Au pays des « impophiles » Économie Gauchistan Québec

"Cette opposition aux baisses d'impôt épouse les mêmes contours et la même dynamique que les mouvements qui, depuis vingt ans, ont bloqué le Québec et perpétué l'immobilisme."

La Presse
Au pays des «impophiles»
Alain Dubuc

Résumons. Nous assistons à une mobilisation pour renverser le gouvernement Charest et l'empêcher de réduire les impôts des Québécois. C'est, en soi, une situation parfaitement surréaliste. Les Québécois sont-ils vraiment tombés sur la tête?

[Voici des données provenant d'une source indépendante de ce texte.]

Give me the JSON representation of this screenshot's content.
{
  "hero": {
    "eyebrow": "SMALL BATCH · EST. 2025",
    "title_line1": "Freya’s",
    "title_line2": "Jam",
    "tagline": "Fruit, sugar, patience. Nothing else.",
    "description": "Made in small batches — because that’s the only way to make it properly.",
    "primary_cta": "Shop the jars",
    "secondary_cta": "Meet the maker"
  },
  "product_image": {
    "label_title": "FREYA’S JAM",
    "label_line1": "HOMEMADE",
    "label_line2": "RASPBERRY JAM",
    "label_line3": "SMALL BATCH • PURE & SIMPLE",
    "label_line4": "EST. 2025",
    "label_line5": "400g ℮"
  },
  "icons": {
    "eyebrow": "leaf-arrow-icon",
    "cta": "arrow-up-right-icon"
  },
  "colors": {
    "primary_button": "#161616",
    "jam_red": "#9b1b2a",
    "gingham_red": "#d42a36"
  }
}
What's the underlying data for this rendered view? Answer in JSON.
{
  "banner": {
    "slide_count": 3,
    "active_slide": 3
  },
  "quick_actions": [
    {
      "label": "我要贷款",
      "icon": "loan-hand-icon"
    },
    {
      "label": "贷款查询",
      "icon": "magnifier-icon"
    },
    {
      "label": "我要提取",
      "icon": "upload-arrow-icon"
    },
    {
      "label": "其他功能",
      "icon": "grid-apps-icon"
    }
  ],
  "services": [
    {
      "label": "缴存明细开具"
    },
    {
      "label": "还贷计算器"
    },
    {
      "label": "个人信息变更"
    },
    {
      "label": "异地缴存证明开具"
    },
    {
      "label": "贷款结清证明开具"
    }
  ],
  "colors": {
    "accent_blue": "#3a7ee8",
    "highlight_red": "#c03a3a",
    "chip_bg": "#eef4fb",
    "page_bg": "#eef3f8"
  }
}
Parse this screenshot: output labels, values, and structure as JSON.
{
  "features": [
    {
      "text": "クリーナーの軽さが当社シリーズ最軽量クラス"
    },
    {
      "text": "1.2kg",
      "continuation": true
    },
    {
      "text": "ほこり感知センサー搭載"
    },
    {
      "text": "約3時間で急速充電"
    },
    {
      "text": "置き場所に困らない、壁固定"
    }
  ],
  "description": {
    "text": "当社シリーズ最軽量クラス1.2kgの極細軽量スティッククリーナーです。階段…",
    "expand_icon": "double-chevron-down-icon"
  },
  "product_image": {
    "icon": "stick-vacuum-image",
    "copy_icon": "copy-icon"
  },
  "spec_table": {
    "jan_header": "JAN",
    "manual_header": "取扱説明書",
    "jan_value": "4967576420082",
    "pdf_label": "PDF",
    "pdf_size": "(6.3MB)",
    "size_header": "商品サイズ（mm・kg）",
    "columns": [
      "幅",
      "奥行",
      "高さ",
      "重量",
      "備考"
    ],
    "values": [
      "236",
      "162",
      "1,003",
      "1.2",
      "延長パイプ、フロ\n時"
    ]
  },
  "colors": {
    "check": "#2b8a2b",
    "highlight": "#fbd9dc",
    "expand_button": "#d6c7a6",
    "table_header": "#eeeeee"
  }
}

Si le psychodrame qui se déroule à l'Assemblée nationale ne trouve pas de solution, si les trois partis ne retrouvent pas le chemin de la raison, et qu'on se retrouve en élections sur le rejet du budget de Monique Jérome-Forget, on pourra dire que les Québécois ne forment pas une nation, mais qu'ils constitueront plutôt une nouvelle race sur la planète.

Une race qui se bat pour maintenir son fardeau fiscal et qui donne un sens tout à fait nouveau au concept de paradis fiscal. Les Québécois seraient donc des "impophiles", une forme de déviance économique, qui mène à aimer les impôts élevés!

Mais les Québécois sont-ils impophiles? Le PQ et l'ADQ, en s'opposant au budget libéral, reflètent-ils en cela la volonté de la population? Il est difficile de décoder le message précis qu'ont envoyé les électeurs le 26 mars dernier. Mais un sondage montrerait sans doute que l'appui aux baisses d'impôt du gouvernement Charest n'est pas très élevé.

Il y a de l'impophilie au Québec. Et il faut regarder d'où elle vient. Elle s'explique tout d'abord par le fait que 42% des contribuables québécois ne paient pas d'impôt sur le revenu. En partant, 42% des électeurs n'ont aucune raison d'appuyer une mesure qui ne leur profite pas et préféreraient certainement que cet argent soit affecté à des programmes dont ils peuvent profiter. Ils voteront donc pour que les autres continuent à payer!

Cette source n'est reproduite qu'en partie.